Spammer Technique Straining Domain Name System Servers

In their search for ways around anti-spam legislation, some spammers are using unregistered domains to distribute unwanted messages, a tactic experts say is putting additional strain on servers at Internet service providers and on corporate networks.

Illegal commercial spammers, wary of being tracked and prosecuted under the CAN-SPAM act that took effect a year ago, are said to be using domain names that have not yet been registered to distribute e-mail, then later submitting the domains for registration.

The result is strain on the SMTP servers of the recipient’s network, which might spend hours searching in vain for the domain in central Domain Name System (DNS) lookup files, eating up enormous resources in the process.

Message Delays

If enough of the messages arrive to a network at once, it can cause delays in distributing waiting messages, including legitimate e-mail, a potentially disastrous consequence in enterprise environments given the pace at which business decisions must be made. To avoid the slowdowns, corporations and others might be forced to upgrade their servers to be able to accommodate the extra load.

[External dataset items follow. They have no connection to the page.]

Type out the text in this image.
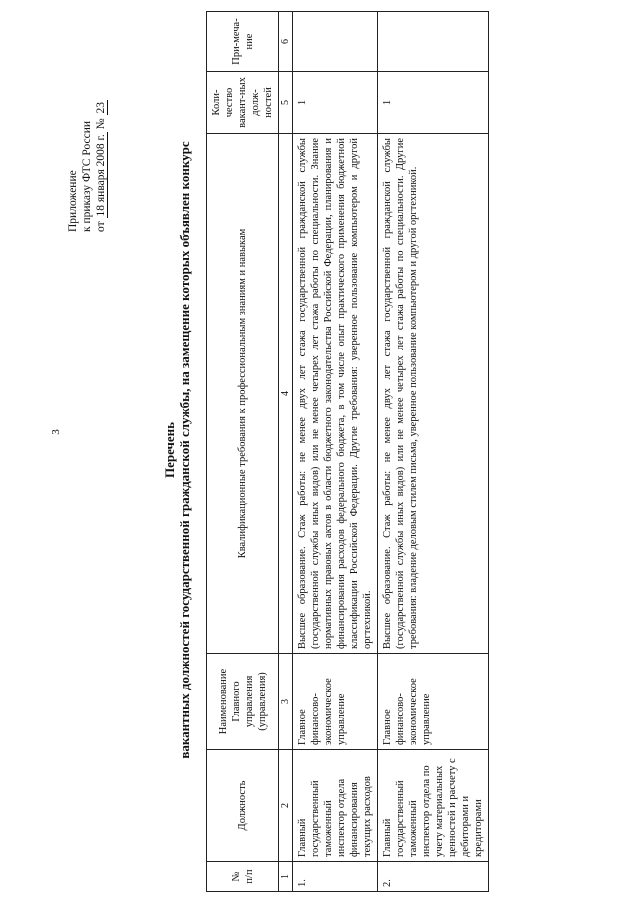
3
Приложение к приказу ФТС России от 18 января 2008 г. № 23
Перечень вакантных должностей государственной гражданской службы, на замещение которых объявлен конкурс
№ п/п	Должность	Наименование Главного управления (управления)	Квалификационные требования к профессиональным знаниям и навыкам	Коли-чество вакант-ных долж-ностей	При-меча-ние
1	2	3	4	5	6
1.	Главный государственный таможенный инспектор отдела финансирования текущих расходов	Главное финансово-экономическое управление	Высшее образование. Стаж работы: не менее двух лет стажа государственной гражданской службы (государственной службы иных видов) или не менее четырех лет стажа работы по специальности. Знание нормативных правовых актов в области бюджетного законодательства Российской Федерации, планирования и финансирования расходов федерального бюджета, в том числе опыт практического применения бюджетной классификации Российской Федерации. Другие требования: уверенное пользование компьютером и другой оргтехникой.	1	
2.	Главный государственный таможенный инспектор отдела по учету материальных ценностей и расчету с дебиторами и кредиторами	Главное финансово-экономическое управление	Высшее образование. Стаж работы: не менее двух лет стажа государственной гражданской службы (государственной службы иных видов) или не менее четырех лет стажа работы по специальности. Другие требования: владение деловым стилем письма, уверенное пользование компьютером и другой оргтехникой.	1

The tactic is in some ways a modification of another trick spammers have tried to use: shutting down domains they use to distribute messages within hours after unleashing a batch of e-mails. That approach also can cause havoc with receiving mail servers that try to match the messages with the sending domains after they have been shut down.

Ironically, DNS servers are used by many anti-spam programs to identify when messages are being sent from addresses that are known to distribute spam. As a result, those servers continually attempt to verify where a message originated. It also means that disabling some DNS functions, which could lessen the burden on the servers, would likely let more spam through in the long run.

To some, the latest wrinkle is just another example of how the CAN-SPAM act has failed to fulfill its promises and, at least in this case, has apparently led to dire unintended consequences.

Spammers More Creative

The act has led to at least one jail term for a spammer as well as a slew of lawsuits and other legal action. Also, leading Internet service company AOL said it noticed a sharp drop in spam being sent to its members during 2004. Yet most observers say spam is at least as bad, and by some measures worse, than it was the day before the act took effect.

In fact, MessageLabs said that 73 percent of all messages sent last year could be categorized as spam, the highest level ever and nearly double the 2003 percentage.

“One of the likely scenarios heading into 2004 was that spammers would get more creative and aggressive in their tactics,” Sophos antivirus consultant Graham Cluley said.

The DNS-bogging tactic is one example of that adaptation. Another is the use of so-called zombie computers that are infected with a virus or worm and then are used to send spam without the machine’s owner being aware of it. Such tactics now account for more than half of the spam being distributed.

New Motivation

Taken together, the tactics represent an enormous drain on Internet and network resources. “It’s a reminder of why spam is more than just a nuisance,” Cluley said.

Forrester Research analyst Jim Nail said each time spammers’ techniques impact another group adversely, it builds the type of support needed for more drastic approaches to address the problem.

Corporations being forced to upgrade networks simply to accommodate illegal spam is one example. “The spammers are helping to build a coalition that will eventually be strong and broad enough to stop them,” Nail said.